Save Entrepreneurship by Getting 11-Year-Olds Into Starting Businesses


Middle-school students probably aren’t spending much time obsessing over future job prospects. Their parents—as well as economists and researchers—are.

For good reason. A recent Brookings Institute report revealed that for the first time in 30 years, the percentage of firms departing the economy exceeded those entering it. This is due less to the number of company deaths, which has remained relatively stable, than to the number of new firms, which as a percentage of all companies fell by half during this period.

These results are further supported by the annual index of entrepreneurial activity released by the Ewing Marion Kauffman Foundation in April. The report found a continuing decline in entrepreneurial activity in 2013, with the number of business startups back at the prerecession levels of 2006.

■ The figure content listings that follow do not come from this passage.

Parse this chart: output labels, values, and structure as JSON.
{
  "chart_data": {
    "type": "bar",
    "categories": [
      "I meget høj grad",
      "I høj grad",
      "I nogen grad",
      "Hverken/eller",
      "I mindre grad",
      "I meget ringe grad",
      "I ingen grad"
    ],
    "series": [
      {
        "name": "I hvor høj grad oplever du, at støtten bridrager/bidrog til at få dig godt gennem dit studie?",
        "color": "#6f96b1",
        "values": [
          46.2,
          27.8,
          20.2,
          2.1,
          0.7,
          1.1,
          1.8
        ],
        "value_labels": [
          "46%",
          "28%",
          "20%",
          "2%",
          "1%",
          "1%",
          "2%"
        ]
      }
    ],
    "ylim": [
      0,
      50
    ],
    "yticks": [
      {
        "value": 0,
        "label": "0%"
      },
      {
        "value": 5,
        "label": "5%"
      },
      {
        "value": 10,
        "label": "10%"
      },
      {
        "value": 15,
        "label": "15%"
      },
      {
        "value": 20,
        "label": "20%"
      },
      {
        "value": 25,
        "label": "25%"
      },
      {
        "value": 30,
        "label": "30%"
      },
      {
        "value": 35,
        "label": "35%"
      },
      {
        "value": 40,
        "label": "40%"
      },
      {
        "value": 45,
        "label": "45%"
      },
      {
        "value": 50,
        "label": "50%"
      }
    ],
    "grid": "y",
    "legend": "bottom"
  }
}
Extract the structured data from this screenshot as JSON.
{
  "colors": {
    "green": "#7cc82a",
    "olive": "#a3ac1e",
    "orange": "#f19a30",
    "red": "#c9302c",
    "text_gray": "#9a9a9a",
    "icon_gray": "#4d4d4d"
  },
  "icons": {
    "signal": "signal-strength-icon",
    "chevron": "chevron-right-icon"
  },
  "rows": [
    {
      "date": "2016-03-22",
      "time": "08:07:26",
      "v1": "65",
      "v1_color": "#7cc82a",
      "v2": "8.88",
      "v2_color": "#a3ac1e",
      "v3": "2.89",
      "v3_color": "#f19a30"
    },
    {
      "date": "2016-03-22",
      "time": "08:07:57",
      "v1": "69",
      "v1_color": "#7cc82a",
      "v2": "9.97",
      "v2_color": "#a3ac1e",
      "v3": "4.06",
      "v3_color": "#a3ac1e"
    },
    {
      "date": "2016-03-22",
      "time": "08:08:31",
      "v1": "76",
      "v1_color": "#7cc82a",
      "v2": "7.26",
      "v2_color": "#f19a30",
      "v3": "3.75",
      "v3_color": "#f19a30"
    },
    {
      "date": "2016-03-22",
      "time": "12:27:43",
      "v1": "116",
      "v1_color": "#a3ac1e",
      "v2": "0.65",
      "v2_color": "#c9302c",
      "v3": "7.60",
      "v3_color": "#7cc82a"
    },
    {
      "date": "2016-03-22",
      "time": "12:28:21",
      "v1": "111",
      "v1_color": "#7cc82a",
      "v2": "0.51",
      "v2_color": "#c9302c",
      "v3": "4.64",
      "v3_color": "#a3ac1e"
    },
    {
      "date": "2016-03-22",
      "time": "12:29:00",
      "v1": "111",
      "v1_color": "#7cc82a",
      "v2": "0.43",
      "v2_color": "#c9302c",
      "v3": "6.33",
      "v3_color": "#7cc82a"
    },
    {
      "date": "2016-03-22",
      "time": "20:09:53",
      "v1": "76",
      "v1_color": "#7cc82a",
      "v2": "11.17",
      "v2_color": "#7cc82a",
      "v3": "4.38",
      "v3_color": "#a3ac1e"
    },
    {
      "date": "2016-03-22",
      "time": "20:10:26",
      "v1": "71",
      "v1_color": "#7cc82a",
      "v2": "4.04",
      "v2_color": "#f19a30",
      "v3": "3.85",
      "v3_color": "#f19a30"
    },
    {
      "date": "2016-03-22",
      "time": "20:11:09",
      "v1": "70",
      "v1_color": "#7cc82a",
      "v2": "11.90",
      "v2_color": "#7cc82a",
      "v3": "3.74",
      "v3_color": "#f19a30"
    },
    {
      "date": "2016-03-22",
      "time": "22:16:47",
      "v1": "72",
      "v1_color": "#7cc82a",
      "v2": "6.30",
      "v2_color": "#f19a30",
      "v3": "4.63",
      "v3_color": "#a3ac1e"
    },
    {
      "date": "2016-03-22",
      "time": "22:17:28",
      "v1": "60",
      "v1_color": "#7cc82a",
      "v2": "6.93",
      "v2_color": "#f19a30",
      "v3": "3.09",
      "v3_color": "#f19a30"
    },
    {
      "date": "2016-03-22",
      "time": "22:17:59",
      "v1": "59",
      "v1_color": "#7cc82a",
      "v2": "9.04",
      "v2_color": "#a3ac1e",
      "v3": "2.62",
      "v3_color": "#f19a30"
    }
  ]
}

This trend should be especially troubling on two fronts: Most jobs are created by new companies, and the skills coveted by companies are those related to entrepreneurship. A Gallup poll from late last year found that the traits employers want new hires to have include the capacity to recognize opportunity, the willingness to take calculated risks, and the ability to pursue goals with a strong sense of purpose—hallmarks of the entrepreneurship mindset.

The decline in new business and lack of entrepreneurship are clearly related. And the cause—as well as the solution—may lie in our education system, which is not doing enough to teach these basic entrepreneurship skills and attitudes.

It’s true that entrepreneurship programs have been on the rise over the last decade, particularly at colleges and universities. Even U.S. high school have begun to add entrepreneurship programs.

We we need more, and we shouldn’t wait until students are in college to teach them about entrepreneurship and starting a business.

A 2012 study in the Netherlands found that entrepreneurship education in students as young as 11 and 12 had helped the development of certain non-cognitive skills associated with entrepreneurs. The research found that the entrepreneurship education program increased students’ self-efficacy, need for achievement, risk taking propensity, and analytical (problem solving) skills—all of which are extremely important to anyone starting a business and are qualities employers eagerly seek.

On the long, slow road to economic recovery, a stumble in American entrepreneurship is a bad omen for future employment. Still, it’s fixable. Let’s teach entrepreneurship as a skill and the mindset that it is to kids at a much earlier age. That way, when today’s middle-school students reach the age at which they begin to weigh career options, they will have adaptable, workplace-ready skills, including those they need to start own ventures and create jobs.

Gold is Vice-President for Research at the Network for Teaching Entrepreneurship, a nonprofit organization that works with young people in low-income communities.